- Project: BT House
- Architect: Jorgelina Tortorici & Asociados
- Location: Argentina, Adrogué, Buenos Aires Province
- Year: 2017
- Area: 411 m2
- Photography: Alejandro Peral
A Calm Urban Refuge Framed by Strong Geometry
Set on a corner lot in Adrogué, BT House pairs a disciplined architectural language with warm, everyday livability. Two carefully proportioned wings form an L-shaped plan that cradles a private garden, turning the home inward to light, landscape, and family life while the street faces a more reserved, protective shell. The strategy delivers a house that feels simultaneously solid to the city and open to nature.
Concept & Volumetric Strategy
The diagram is clear: embrace the garden. One wing hosts the social spaces; the other consolidates bedrooms and quiet rooms. The living–dining–kitchen sequence is elevated by half a level, creating long, unobstructed views across the terrace to the pool and lawn. Below that lifted slab, services and garage are tucked away, keeping the ground plane light, uncluttered, and fully devoted to daily life.
Circulation avoids anonymous corridors. Instead, thresholds are articulated as rooms—a generous entrance flanked by planted patios, a deep gallery that doubles as an outdoor living room, and sliding partitions that allow spaces to expand for gatherings or contract for intimacy.
Site, Orientation & Envelope
Facing two streets, the house responds with two distinct characters:
- Primary street façade: a quiet, almost blind plane of exposed concrete that ensures privacy and thermal stability.
- Secondary street & garden sides: large openings protected by micro-perforated metal shutters and deep overhangs that filter sun, air, and views.
The operable skin lets the family tune daylight and privacy throughout the day. Combined with the L-plan’s protected courtyard and cross-ventilation, the envelope supports passive comfort in a region of hot summers and cool winters.
Structure, Materials & Atmosphere
A restrained palette underscores clarity and durability:
- Reinforced concrete provides structure and a tactile, timeless finish.
- Steel columns decouple structure from enclosure, allowing wide roof projections and generously glazed walls.
- Neutral, noble surfaces—stone and timber—anchor the interiors, while built-ins designed by the studio keep lines clean and storage integrated.

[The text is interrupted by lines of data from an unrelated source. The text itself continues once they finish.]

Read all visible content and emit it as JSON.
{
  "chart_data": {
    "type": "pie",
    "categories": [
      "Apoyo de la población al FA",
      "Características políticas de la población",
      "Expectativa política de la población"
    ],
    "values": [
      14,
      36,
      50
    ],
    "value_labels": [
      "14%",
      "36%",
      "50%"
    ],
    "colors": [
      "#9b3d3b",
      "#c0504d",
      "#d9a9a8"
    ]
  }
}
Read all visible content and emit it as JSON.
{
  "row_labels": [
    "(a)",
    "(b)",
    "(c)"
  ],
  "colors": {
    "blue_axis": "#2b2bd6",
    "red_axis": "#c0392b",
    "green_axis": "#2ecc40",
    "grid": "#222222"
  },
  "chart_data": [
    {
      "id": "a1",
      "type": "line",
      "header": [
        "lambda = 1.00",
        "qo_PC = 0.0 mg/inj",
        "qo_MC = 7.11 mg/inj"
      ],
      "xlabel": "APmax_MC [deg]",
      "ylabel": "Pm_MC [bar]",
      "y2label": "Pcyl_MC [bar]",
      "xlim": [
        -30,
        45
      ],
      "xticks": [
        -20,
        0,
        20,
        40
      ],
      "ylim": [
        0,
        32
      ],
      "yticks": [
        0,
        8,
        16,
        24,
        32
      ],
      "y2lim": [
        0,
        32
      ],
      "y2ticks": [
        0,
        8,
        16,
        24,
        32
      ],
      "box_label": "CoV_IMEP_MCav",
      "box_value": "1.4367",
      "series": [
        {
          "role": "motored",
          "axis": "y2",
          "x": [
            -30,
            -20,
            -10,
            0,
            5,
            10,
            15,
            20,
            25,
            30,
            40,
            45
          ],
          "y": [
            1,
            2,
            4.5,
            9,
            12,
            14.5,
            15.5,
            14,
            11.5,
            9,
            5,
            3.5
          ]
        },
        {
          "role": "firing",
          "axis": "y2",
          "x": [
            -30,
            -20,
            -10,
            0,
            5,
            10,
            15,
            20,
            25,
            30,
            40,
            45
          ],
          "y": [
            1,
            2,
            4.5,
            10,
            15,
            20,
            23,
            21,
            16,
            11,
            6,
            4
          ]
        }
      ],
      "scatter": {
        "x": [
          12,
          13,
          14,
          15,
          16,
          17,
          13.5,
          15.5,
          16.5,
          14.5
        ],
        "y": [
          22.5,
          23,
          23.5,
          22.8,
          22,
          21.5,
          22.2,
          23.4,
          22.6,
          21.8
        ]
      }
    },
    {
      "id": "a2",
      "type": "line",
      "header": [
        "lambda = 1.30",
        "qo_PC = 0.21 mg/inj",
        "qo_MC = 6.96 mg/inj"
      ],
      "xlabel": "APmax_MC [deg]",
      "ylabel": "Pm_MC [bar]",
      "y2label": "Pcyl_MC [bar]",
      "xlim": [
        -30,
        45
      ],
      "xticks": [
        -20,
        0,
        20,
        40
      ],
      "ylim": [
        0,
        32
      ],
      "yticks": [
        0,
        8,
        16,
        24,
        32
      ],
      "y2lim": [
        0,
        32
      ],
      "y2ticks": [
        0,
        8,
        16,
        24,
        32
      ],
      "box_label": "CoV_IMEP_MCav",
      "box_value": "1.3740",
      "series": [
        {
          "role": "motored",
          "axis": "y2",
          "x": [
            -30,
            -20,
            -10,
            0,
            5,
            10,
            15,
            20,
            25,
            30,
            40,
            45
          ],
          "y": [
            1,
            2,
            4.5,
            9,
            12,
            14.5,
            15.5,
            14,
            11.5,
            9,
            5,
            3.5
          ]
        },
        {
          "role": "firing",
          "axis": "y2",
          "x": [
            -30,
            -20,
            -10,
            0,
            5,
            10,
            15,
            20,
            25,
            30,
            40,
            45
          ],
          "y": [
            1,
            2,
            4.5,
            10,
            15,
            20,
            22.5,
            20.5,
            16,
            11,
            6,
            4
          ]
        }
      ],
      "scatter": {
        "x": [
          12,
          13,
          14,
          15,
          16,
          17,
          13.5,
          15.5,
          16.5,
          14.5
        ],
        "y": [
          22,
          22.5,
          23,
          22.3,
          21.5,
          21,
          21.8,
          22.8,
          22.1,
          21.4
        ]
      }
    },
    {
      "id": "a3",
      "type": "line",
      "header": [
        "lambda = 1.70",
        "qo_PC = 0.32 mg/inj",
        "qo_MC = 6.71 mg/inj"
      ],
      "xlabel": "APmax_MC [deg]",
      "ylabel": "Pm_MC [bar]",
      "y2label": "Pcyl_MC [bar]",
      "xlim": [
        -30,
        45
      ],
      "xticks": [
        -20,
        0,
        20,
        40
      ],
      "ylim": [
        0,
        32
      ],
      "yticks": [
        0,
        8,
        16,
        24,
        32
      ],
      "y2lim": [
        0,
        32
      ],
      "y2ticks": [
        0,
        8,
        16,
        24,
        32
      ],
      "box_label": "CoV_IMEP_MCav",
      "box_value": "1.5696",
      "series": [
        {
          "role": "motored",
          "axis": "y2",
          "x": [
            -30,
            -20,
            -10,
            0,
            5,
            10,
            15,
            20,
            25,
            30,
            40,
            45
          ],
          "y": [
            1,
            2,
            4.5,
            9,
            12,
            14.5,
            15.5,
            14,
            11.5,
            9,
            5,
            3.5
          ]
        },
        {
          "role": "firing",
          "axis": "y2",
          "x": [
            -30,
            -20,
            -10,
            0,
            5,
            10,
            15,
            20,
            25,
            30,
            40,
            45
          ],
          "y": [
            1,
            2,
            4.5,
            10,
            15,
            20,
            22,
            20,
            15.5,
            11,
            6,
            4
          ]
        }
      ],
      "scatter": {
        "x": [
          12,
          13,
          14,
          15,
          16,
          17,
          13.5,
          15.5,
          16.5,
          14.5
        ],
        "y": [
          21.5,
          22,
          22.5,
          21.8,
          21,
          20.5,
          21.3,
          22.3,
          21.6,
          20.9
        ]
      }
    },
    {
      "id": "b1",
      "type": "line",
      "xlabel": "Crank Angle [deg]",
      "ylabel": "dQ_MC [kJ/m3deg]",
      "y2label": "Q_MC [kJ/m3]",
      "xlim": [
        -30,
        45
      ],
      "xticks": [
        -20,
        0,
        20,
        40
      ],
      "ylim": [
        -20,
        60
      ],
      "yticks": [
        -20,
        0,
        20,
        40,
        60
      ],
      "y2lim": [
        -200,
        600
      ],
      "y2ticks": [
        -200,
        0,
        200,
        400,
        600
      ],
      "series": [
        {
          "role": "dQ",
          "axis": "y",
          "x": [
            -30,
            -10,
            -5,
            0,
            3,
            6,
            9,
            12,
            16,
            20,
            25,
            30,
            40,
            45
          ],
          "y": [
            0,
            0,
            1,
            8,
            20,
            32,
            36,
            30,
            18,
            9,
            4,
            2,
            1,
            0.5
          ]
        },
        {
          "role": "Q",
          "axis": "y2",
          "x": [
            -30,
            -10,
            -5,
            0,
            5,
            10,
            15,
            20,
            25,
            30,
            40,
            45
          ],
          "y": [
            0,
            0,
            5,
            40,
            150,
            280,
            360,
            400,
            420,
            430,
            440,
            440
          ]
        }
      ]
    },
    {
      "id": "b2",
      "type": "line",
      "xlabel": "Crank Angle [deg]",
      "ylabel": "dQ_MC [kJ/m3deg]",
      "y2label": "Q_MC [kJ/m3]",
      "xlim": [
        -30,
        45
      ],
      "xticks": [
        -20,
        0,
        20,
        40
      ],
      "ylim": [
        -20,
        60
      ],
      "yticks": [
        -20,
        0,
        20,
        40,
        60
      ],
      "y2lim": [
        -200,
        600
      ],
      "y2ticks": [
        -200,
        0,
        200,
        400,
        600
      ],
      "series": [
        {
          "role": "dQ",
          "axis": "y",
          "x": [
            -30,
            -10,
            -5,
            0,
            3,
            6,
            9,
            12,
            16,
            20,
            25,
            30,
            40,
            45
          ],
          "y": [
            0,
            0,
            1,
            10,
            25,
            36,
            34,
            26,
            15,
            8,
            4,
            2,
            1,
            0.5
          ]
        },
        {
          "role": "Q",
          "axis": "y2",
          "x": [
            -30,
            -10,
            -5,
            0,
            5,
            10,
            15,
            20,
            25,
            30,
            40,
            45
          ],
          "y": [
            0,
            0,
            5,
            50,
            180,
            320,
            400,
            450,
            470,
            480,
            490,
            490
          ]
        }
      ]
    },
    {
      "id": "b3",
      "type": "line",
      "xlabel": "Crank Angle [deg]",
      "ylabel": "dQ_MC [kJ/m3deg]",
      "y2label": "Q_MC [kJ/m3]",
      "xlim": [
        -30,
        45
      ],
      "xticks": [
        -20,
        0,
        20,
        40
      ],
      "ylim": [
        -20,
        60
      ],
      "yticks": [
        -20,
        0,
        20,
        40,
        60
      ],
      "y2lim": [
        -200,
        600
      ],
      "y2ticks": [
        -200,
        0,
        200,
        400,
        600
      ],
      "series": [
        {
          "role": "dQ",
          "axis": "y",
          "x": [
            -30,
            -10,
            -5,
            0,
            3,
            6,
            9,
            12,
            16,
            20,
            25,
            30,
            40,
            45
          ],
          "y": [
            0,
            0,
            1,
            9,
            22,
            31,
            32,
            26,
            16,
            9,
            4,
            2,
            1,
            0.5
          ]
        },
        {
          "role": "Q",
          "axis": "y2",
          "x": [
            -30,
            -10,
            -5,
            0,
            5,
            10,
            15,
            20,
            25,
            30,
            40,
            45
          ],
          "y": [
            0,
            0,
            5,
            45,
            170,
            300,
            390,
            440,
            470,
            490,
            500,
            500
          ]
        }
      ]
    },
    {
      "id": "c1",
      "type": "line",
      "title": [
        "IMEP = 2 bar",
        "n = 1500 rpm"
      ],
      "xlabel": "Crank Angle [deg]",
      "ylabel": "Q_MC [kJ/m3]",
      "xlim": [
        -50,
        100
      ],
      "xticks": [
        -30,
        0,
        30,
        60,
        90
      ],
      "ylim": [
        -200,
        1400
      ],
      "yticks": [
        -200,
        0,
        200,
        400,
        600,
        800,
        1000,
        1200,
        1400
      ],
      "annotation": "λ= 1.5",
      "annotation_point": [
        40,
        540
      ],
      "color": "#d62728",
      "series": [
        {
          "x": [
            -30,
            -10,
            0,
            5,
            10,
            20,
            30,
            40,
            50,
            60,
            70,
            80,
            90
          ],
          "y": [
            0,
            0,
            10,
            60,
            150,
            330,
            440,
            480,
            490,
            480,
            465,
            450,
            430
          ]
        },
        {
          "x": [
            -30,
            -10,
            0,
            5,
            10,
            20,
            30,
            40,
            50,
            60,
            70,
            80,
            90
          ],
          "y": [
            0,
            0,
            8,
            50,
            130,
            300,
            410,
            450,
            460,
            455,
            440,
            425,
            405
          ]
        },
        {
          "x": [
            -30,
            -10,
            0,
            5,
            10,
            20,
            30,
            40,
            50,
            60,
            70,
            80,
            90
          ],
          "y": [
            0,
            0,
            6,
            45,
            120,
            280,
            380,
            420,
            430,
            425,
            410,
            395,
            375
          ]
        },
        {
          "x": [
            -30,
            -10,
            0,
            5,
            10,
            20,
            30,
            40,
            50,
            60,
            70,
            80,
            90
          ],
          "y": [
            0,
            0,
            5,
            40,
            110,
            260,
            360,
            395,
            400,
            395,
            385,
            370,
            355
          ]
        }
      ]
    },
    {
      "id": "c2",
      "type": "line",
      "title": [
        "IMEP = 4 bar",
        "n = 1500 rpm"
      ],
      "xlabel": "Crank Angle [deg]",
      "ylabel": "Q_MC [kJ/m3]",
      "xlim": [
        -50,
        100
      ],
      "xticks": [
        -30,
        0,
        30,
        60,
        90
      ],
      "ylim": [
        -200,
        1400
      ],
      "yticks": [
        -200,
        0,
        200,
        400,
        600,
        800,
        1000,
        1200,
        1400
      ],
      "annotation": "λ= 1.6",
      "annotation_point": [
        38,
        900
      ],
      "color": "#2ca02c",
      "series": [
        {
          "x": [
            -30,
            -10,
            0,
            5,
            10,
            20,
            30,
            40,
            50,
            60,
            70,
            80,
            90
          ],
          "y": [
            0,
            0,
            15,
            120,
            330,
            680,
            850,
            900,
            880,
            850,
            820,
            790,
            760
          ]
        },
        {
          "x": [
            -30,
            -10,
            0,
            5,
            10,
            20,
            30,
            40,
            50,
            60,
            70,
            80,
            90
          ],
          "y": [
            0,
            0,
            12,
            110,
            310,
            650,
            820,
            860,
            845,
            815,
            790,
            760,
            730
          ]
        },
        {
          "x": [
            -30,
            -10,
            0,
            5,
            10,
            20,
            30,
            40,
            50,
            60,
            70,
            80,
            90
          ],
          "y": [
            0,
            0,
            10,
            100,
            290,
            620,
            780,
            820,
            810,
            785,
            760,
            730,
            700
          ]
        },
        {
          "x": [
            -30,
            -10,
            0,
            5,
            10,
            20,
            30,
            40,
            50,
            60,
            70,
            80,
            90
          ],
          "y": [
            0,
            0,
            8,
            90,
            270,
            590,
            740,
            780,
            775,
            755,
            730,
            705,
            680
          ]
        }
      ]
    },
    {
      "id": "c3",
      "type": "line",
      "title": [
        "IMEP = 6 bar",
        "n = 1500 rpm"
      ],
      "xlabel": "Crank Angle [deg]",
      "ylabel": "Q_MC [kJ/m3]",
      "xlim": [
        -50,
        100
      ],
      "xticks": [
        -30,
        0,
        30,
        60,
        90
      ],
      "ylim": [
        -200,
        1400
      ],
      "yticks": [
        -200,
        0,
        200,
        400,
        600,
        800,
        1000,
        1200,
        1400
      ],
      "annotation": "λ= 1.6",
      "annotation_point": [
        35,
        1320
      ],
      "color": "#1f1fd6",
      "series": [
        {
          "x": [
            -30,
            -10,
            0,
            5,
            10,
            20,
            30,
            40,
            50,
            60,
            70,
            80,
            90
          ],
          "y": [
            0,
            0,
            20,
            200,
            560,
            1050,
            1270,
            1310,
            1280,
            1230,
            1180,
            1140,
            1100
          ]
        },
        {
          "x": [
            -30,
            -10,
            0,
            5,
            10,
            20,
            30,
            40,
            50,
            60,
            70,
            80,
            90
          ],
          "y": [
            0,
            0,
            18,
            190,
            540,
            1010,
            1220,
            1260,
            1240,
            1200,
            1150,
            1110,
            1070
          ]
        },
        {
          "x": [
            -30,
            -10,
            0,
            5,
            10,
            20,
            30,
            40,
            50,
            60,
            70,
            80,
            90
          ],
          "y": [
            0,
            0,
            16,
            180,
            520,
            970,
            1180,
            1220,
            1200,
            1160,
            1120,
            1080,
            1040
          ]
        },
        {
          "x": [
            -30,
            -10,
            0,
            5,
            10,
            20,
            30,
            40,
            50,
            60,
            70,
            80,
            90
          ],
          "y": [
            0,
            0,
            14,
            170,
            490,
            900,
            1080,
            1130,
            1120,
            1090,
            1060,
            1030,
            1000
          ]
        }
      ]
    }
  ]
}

- Perforated metal screens animate façades with changing light, adding depth and a subtle sense of movement.
The result is an architecture that feels precise yet relaxed—robust enough for family life, elegant enough for quiet contemplation.
Program & Daily Life
- Arrival: A sheltered entry sequence between two green patios mediates the shift from public street to private home.
- Social Wing (elevated): Living, dining, and kitchen align with the terrace and shaded gallery, blurring the boundary between inside and out.
- Private Wing (grounded): Bedrooms and study sit on the quieter side, more closed to the street and directly connected to the garden.
- Service & Garage (semi-buried): Discreetly organized below the main slab to keep social areas open and luminous.
- Garden & Pool: The courtyard becomes the spatial heart—daily routines spill outdoors beneath the gallery, where shade, breeze, and reflected light set the tone.
Light, Shadow & Seasonal Performance
The gallery, overhangs, and operable shutters orchestrate seasonal comfort: shading in summer, sun admission in winter, and all-day glare control. Openings are placed for cross-breezes, while the L-shape creates protected microclimates across the terrace and pool deck. Material mass (concrete/stone) tempers temperature swings, supporting low-energy living without sacrificing generosity.
Why It Matters
BT House is a precise lesson in how to make privacy and openness coexist in a suburban corner plot. With a simple L-diagram, disciplined materials, and a fine-tuned envelope, Jorgelina Tortorici & Asociados deliver a home that feels confident to the street and generous to its garden—a durable, climatically responsive model for contemporary family living in Buenos Aires.